Britain's food chain threatened by loss of one in five insect species
Wednesday 09 August 2000
A serious decline in the number of British insect species in the past few decades, with up to 20 per cent being lost in some parts of the country, has been uncovered by scientists.
A serious decline in the number of British insect species in the past few decades, with up to 20 per cent being lost in some parts of the country, has been uncovered by scientists.
Entomologists at Oxford University surveyed the records of insects in central England over the past 100 years to compare species seen today with those documented at the beginning of the last century.
They found that in Warwickshire, which has one of the most comprehensive set of records on insect sightings, many species of beetle, dragonfly, bee and butterfly have not been seen for many years.
Darren Mann, an entomologist at the University Museum in Oxford, said that Warwickshire was a good county to study because it was where the ranges of many northern and southern insect populations overlap.
"In Warwickshire we actually have about half the British fauna," Dr Mann told Radio 4's Today programme, which commissioned the survey.
Between 1904, when the county history was published detailing insect sightings, and 1960, about 15 per cent of insects had disappeared. The loss has since accelerated, with 20 per cent being lost. "So that means one in five British insects has not been seen since 1960," Dr Mann said.
One of the most famous examples is the disappearance of the large blue and the large copper butterflies, both common in Victorian times. Ground beetles, crickets and dragonflies have also suffered, especially those living in threatened habitats, such as wetlands and ancient woodlands.

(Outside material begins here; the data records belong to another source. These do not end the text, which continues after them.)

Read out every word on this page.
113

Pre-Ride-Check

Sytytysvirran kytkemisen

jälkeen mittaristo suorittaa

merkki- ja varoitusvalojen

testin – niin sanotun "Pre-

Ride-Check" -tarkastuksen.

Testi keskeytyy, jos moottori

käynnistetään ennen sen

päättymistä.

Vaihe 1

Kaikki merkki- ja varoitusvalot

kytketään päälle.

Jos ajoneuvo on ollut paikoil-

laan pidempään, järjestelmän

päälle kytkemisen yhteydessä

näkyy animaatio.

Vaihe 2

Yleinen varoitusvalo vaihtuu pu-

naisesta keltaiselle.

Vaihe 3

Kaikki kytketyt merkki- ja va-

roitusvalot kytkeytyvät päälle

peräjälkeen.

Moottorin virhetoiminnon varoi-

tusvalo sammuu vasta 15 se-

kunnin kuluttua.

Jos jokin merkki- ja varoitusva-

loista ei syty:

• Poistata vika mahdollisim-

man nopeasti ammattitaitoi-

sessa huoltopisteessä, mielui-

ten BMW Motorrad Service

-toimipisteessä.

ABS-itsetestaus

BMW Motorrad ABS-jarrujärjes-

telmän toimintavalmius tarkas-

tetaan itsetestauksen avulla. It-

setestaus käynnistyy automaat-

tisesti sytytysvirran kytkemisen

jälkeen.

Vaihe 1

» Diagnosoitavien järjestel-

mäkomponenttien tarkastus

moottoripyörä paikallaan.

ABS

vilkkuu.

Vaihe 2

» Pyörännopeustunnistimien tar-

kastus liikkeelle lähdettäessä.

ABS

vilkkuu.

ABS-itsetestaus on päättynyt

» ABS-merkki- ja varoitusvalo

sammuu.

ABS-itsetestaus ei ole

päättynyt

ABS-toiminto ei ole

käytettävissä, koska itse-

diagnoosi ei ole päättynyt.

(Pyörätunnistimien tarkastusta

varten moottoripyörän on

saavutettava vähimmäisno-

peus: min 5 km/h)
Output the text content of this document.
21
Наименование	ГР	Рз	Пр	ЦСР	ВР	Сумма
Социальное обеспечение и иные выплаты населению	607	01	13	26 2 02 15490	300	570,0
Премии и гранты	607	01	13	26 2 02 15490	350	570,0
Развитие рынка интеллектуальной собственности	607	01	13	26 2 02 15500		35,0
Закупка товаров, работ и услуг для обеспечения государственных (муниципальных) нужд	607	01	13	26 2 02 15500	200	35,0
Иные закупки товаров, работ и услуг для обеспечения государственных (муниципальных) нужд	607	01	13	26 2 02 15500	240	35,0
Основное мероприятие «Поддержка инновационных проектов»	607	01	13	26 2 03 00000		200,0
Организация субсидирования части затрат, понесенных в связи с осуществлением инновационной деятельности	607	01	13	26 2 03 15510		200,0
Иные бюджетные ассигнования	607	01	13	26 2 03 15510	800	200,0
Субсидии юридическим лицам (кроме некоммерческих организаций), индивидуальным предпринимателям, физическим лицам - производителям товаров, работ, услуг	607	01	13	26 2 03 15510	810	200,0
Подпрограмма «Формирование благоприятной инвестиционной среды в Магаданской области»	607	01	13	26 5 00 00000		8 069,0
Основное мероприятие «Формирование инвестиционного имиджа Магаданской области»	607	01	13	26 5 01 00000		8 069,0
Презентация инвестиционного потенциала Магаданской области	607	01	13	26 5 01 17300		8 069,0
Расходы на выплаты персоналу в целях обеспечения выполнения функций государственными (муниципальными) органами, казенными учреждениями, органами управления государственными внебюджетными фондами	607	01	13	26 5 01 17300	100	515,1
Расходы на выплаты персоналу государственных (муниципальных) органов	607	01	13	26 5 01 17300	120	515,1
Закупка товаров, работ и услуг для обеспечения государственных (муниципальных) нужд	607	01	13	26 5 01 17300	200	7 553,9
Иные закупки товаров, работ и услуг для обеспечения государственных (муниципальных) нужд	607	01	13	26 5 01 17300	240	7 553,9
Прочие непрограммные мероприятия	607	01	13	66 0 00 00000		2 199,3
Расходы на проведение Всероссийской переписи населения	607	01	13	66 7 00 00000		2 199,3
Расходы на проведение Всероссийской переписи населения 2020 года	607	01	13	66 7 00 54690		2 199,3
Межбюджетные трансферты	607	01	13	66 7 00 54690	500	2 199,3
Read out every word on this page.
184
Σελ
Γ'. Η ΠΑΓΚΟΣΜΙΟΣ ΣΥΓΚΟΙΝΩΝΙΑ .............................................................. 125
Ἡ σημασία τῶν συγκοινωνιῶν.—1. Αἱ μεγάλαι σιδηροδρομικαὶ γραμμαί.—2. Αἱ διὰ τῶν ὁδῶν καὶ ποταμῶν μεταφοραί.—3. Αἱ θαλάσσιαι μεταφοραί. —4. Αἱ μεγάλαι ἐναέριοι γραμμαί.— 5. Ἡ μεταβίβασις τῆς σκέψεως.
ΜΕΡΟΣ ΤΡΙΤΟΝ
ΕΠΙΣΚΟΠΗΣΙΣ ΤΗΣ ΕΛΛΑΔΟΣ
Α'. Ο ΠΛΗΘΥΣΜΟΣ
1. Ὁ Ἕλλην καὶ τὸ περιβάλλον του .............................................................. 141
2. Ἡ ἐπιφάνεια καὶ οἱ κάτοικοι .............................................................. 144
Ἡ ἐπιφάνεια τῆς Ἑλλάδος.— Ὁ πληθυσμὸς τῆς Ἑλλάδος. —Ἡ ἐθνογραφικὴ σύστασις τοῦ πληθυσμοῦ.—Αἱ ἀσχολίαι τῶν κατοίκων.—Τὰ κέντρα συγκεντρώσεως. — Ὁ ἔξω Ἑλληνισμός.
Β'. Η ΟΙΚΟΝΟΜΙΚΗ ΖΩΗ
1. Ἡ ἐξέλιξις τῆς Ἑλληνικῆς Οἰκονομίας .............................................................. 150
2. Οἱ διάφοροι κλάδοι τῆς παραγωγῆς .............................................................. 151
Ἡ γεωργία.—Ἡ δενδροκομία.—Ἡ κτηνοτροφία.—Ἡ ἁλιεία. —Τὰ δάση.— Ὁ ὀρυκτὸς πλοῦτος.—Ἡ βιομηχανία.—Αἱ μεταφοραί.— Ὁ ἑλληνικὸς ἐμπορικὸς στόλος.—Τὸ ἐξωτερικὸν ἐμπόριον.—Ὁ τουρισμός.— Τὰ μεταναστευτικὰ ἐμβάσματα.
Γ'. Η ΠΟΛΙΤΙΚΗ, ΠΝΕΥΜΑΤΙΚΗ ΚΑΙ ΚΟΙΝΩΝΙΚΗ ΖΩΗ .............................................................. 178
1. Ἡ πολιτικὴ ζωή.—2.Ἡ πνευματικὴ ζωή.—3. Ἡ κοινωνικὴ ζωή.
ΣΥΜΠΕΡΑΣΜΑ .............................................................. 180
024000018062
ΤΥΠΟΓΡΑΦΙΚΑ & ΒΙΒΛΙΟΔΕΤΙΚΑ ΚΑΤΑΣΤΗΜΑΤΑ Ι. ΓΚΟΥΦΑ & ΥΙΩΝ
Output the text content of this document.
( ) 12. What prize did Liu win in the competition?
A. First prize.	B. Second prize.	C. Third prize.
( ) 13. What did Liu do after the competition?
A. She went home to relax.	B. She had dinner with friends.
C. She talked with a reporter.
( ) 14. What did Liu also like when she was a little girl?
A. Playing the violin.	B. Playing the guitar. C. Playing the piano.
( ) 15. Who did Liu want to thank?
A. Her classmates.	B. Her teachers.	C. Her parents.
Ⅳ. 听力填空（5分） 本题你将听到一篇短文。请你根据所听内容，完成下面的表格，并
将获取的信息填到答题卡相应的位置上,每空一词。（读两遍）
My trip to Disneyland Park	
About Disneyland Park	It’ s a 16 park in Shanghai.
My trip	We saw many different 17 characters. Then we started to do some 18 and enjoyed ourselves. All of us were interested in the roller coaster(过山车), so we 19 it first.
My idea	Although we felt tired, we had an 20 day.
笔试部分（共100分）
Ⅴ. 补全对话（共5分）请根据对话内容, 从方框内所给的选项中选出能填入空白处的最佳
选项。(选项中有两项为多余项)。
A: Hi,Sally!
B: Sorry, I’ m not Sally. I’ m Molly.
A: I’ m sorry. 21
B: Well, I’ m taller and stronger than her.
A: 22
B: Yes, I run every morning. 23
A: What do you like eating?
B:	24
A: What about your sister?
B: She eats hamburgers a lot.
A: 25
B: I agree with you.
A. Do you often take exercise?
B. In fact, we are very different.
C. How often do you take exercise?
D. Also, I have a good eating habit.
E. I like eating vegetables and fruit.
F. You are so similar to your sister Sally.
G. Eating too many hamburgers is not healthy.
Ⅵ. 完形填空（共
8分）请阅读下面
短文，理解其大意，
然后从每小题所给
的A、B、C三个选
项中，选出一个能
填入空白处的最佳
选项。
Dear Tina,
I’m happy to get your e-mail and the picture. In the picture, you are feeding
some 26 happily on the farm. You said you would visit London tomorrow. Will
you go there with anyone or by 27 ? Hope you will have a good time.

George McGavin, the assistant curator at the museum, said the insect decline was a cause of concern because they formed the basic links in a complicated food chain ending in higher animals including humans. Dr McGavin said: "The problem is that insects are small so the majority of individuals tend to overlook them. In terms of how ecosystems function, insects are vital.
"Energy from the Sun makes plants grow, insects eat plants, other insects eat them and eventually you reach larger animals. Basically ecosystems and food chains rely on small things at the grass roots. If you take them away, everything collapses."
Of the 267 species of bee living in Britain, about a quarter are threatened with at least one species of bumble bee having disappeared altogether, said Chris O'Toole, a bee specialist at Oxford. Dr O'Toole said: "Every third mouthful of our food is directly dependent on the unmanaged pollination services of our bees.
"Without bees whole ecosystems will collapse and we are seeing that now."
There are 22,000 insect species recorded in Britain, which has one of the best described insect populations in the world, with records going back 250 years. Insects have come and gone many times over the 12,000 years since the glaciers retreated from the British Isles but the recorded decline over the past 100 years appears to be part of a more serious trend.
Peter Hammond, a research entomologist at the Natural History Museum in London, said: "There has been a selective decline and we should be worried about it."
The main reason for the recent loss of insects seems to be the drastic changes in land use, from the draining of the Fens and the Somerset levels to the digging up of hedgerows and replanting of deciduous woodlands. Dr Hammond said: "If you chop down an oak forest and replace it with spruce conifers the balance of the equation is almost certainly a loss of species."
Chemical insecticides had also contributed to the decline, although less so than the loss of natural habitats, he said.